Selain itu, interaksi negara-negara Arab seperti Arab Saudi dan Uni Emirat Arab dengan Rusia menunjukkan bahwa mereka memiliki keinginan yang jelas untuk memperluas hubungan dengan Moskow dan Beijing, karena menurunnya pengaruh dan otoritas global Amerika menghadapi kekuatan saingan Barat, seperti Rusia dan Cina.
Pada hari Senin, Menteri Energi Arab Saudi, Abdulaziz bin Salman menekankan tingkat kepercayaan dan kerja sama antara Riyadh dan Moskow di bidang kebijakan minyak dan menyebut hubungan antara kedua negara ini sebagai tulang punggung OPEC+.

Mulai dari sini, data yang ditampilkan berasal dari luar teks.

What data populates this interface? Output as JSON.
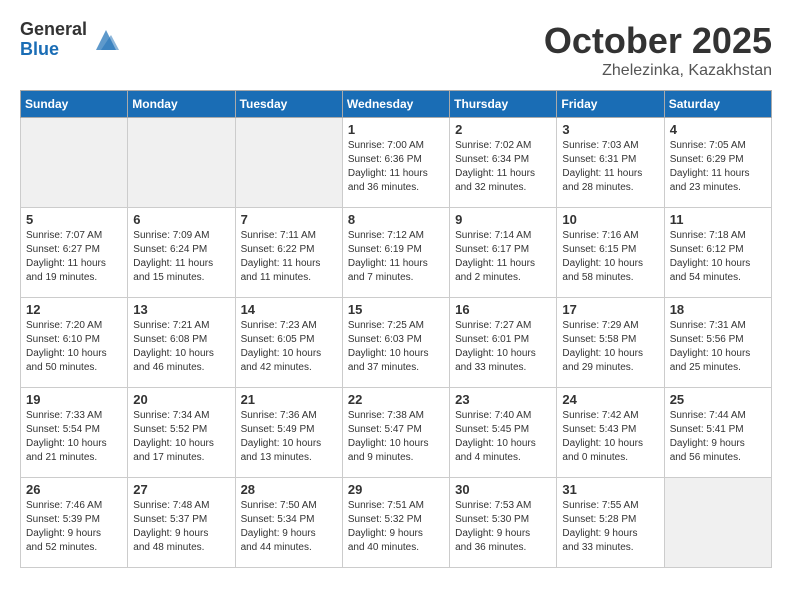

Dmitry Peskov, Juru Bicara Kremlin mengumumkan bahwa dalam pertemuan tersebut, Presiden Rusia akan secara khusus membahas masalah konflik antara Israel dan Palestina, serta pengurangan produksi minyak dalam kerangka OPEC+, di mana Rusia sebagai anggotanya.
Palestina menjadi Isu penting dalam kunjungan Putin ke UEA dan Arab Saudi. Mengingat Amerika, sebagai sekutu tanpa syarat Israel, alih-alih berusaha melakukan gencatan senjata dalam perang Gaza, AS justru mengirimkan senjata dan dukungan politik yang menjadi pemicu utama perang tersebut dan menghalangi diadopsinya resolusi tersebut di Dewan Keamanan PBB untuk menghentikan serangan Israel ke Gaza.
Kini beberapa negara Arab ingin mencari solusi lain melalui kerja sama kekuatan internasional lainnya, termasuk Rusia, untuk memaksa rezim Zionis melakukan gencatan senjata dalam perang berdarah di Gaza.
Sejak awal perang Gaza, Vladimir Putin telah berulang kali mengkritik Israel dan mengutuk bencana kemanusiaan di Gaza serta menyerukan pembentukan negara merdeka Palestina.